The irony of fitness promotion is that it rarely shows images of overweight people at the gym or using a set of dumbbells – even though they’re the group that often needs the most encouragement.

There are ever growing numbers with in the fitness industry that wanting to the change the ads for gyms that photos of muscled men and lean women in crop tops because they’re the people already working out.

We need to create an acceptance of overweight people exercising – and gyms could benefit by using more images of bigger people along with bigger people themselves.

We need to send messages that anyone can get fitter with exercise.
There are small steps forward. The fat yoga movement is spreading the word that yoga works for people of any size and, for all it critics, Channel 10’s Biggest Loser program has helped normalise the idea of bigger people working out.

Exercise physiologists that work with clients carrying extra kilos do not condone The Biggest Loser’s training style but recognise it has created empathy and a greater understanding of what it’s like to be very overweight. Working with weight loss clients allows exercise professionals to witness firsthand the empowerment clients experience from seeing others with weight to lose, getting fitter.

One obstacle to helping overweight, inactive people get fitter is the perception that they have to blast their bodies with fast, high-intensity exercise.

People see research in the media about how high-intensity interval training can burn fat and they start believing they need to flog themselves to get results and it puts them off – or they give it a try and get an injury.

Instead, helping inactive people can mean starting small – perhaps with as little as ten minutes a day,  sometimes divided into five two-minute sessions for the very inactive. It might not seem like much but the key to getting people fitter is helping them build a regular habit by focusing on what they can do.

Something as simple as walking for 30 minutes a day can make a huge difference to an inactive person’s health.

Along with regular walks, good ways to exercise for anyone carrying a lot of weight include stationary bikes and weights machines at the gym. An exercise bike is better than running because it can boost cardiovascular fitness without putting a load on the joints, while weights machines can help people exercise and build strength in large muscle groups which helps with weight loss and blood sugar control.

It’s not hard for weight and inactivity to creep up – often triggered by life changes like having a baby or retirement. For mothers of young babies, the energy deficit that comes from lack of sleep and the demands of parenthood can make it harder to fit in exercise, while retirement can bring more sitting. Injuries, illness, traumatic events or life changes like a new job can also set people up for inactivity.

It becomes a cycle. The less active you are, the more lethargic you become and gradually you become weaker and it gets harder to be active.

Another common trigger for inactivity in adulthood is from bad memories of exercise during childhood stemming from PE classes or sport in school when they were never picked for a team and felt they weren’t good enough or were too big.

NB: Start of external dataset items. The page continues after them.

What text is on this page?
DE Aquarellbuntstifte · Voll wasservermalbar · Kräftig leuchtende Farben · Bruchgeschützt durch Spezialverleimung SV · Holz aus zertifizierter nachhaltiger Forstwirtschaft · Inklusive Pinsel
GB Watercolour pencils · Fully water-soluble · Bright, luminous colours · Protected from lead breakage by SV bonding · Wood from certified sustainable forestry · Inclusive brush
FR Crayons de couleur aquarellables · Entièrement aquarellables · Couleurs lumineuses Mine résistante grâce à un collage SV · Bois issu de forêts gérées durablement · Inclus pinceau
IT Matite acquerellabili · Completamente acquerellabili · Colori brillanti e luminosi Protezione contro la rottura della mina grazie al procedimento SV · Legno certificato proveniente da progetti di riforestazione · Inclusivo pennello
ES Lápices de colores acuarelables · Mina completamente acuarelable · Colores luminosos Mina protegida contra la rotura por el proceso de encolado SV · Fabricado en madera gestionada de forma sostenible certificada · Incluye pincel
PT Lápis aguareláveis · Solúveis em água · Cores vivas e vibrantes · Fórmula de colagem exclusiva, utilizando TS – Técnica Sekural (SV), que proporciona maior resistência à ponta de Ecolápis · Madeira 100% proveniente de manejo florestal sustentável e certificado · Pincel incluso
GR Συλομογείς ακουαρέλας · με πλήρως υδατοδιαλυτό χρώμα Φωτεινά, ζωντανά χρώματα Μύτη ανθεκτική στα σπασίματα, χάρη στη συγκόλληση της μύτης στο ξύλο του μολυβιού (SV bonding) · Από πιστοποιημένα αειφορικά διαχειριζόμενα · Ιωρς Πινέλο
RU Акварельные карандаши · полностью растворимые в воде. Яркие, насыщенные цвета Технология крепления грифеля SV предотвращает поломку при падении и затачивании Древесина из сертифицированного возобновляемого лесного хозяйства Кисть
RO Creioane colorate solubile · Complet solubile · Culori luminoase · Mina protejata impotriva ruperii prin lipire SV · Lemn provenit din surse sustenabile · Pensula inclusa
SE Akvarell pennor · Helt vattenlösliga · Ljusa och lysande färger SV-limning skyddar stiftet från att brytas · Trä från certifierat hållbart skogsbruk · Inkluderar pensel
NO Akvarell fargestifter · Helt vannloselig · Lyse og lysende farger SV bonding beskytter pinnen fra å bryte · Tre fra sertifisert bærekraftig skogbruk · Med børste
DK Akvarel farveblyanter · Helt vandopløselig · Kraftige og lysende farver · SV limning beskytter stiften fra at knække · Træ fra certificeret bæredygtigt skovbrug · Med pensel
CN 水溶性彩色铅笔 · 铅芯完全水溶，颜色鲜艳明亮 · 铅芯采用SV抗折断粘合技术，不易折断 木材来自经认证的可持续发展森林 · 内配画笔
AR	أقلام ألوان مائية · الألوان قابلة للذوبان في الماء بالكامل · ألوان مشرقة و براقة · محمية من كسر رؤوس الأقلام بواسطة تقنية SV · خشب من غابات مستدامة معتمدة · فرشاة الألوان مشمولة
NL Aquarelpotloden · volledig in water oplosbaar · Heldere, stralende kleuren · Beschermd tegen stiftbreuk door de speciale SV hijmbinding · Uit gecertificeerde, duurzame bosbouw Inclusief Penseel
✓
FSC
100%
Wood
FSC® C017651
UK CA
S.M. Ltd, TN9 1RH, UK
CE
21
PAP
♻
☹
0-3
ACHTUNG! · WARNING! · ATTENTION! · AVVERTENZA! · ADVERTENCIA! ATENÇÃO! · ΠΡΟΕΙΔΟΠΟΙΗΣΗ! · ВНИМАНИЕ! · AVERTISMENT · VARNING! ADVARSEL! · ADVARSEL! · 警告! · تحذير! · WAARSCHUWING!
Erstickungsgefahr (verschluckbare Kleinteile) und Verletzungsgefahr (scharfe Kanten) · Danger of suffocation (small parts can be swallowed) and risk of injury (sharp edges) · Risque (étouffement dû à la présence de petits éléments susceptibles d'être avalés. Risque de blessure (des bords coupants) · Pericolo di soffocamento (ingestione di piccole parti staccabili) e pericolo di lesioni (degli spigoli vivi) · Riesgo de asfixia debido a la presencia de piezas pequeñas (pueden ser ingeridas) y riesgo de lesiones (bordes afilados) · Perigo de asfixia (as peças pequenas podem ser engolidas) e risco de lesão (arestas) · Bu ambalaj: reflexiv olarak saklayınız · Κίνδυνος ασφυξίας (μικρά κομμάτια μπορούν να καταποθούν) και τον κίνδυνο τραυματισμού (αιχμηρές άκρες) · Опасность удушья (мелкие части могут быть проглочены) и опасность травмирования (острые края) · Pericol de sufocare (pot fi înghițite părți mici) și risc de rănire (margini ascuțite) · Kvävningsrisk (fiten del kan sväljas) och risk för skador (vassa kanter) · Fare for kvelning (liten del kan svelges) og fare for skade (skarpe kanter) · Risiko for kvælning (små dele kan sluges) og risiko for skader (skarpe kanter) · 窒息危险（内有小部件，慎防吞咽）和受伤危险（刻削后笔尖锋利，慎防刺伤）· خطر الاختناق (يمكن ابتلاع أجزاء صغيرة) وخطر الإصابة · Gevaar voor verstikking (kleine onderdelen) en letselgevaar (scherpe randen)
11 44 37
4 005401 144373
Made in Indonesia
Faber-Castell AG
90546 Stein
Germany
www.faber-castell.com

The beauty of taking on the services of an exercise professional is that you can make it work for you no matter what your situation. For example, if you are on a tight budget or feel self-conscious about going for a walk outdoors you have the option of getting an exercise program to follow at home.

Home programs help overcome obstacles as it’s too expensive of the belief that everyone is looking at them so process of building routine and self-confidence can start at home. They may not burn the same energy as they would in partnership with a trainer but it’s more about ease of movement and to see how good movement feels and doesn’t take long for the body to feel the benefit.

The body responds instantly to a bout of exercise – excess blood sugar is taken up and used by the muscles and there’s a measurable drop in blood pressure after physical activity which lasts for several hours to follow – and with a regular exercise habit these can soon turn into long-term changes.

Underneath the layers of weight there are muscles that need movement to build their strength – having that strength will make it much easier to move.